反G8の豊浦キャンプについたのは、7日、もう夜の11時になっていた。
(この前の北海道・洞爺湖サミット、それに反対する人々が集まったキャンプでの話です。)

キャンプ場の真ん中の大きなログハウスが集会所になっており、中に入ると100人以上の人が座り込んでいて、話し合いの最中だった。雑然さと熱気、真っ暗な外から来ると、なにか宇宙人の集会に迷いこんだかのように感じた。私はワクワクした。

議論は、英語と日本語でそれぞれ通訳されながら、進められており、内容は明日のデモについてなどのようだった。
一人の人が立ち上がり、真ん中に進み出て、アクションをつけて英語でなにやら非難し始めた。それは、この話し合いやキャンプの運営について、のようだった。
司会の人は嫌な顔をし、それは日本語に訳されることもなく、そのまま話し合いは続いていくようだった。

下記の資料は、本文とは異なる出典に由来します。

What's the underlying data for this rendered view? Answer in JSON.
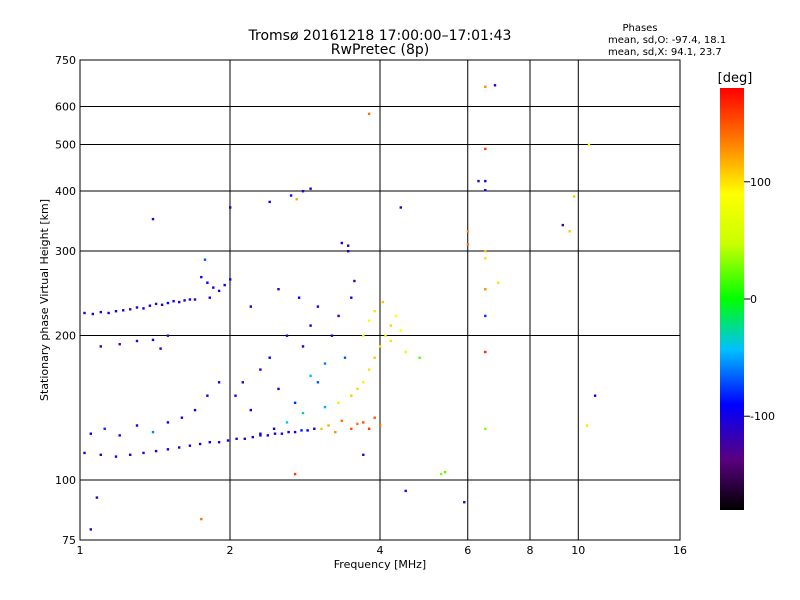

私は、その人に興味をもって、近づいた、その人はかなりフランス語の入った英語で、しゃべる、(No-Vox の人だった、あいつらはプチブルだ、本当にグローバリゼイションで困っている人はこのテントには来れないのだ、のようなことを言う、けど半分くらいしかわからない、(この人はフランスでインディペンデント出版社をしていました、みさこさんの本に興味をもらう))すると、フランス語のわかる若い人が話に入ってきたりして、外で話すことになる。
外でもビール飲んだり、たばこすったりしながら、みな話している。

アメリカから来た人に、
You are affraid of arrest. (お前たちは逮捕されることをおそれている。)
と言われる。
ここには自由がない、という。

今日(雨)は、日本の人たちは、デモ申請どおりに朝にテントを出発したのだけど、残った人たちでキャンプ場を出て、歩いていくと、30メートル(注1)で機動隊が道をふさいでいて、その先にすすめなかったという。
only 30 metre.
俺は自由に歩けるはずだ。
お前は、暴力に反対っていう顔をしてるな、でもよっぽど警察の方が暴力だろ。
おれは捕まってもいい。
毎日闘うことが必要だ、そうしないと何も変わらない、お前はどうなんだ。

(逮捕者にたいする人権のなさ、市民の無関心、逮捕にたいする市民の否定的な評価、そんな日本の状況を説明したいとは思う、しかしそういう話は何度もされたのかもしれない、)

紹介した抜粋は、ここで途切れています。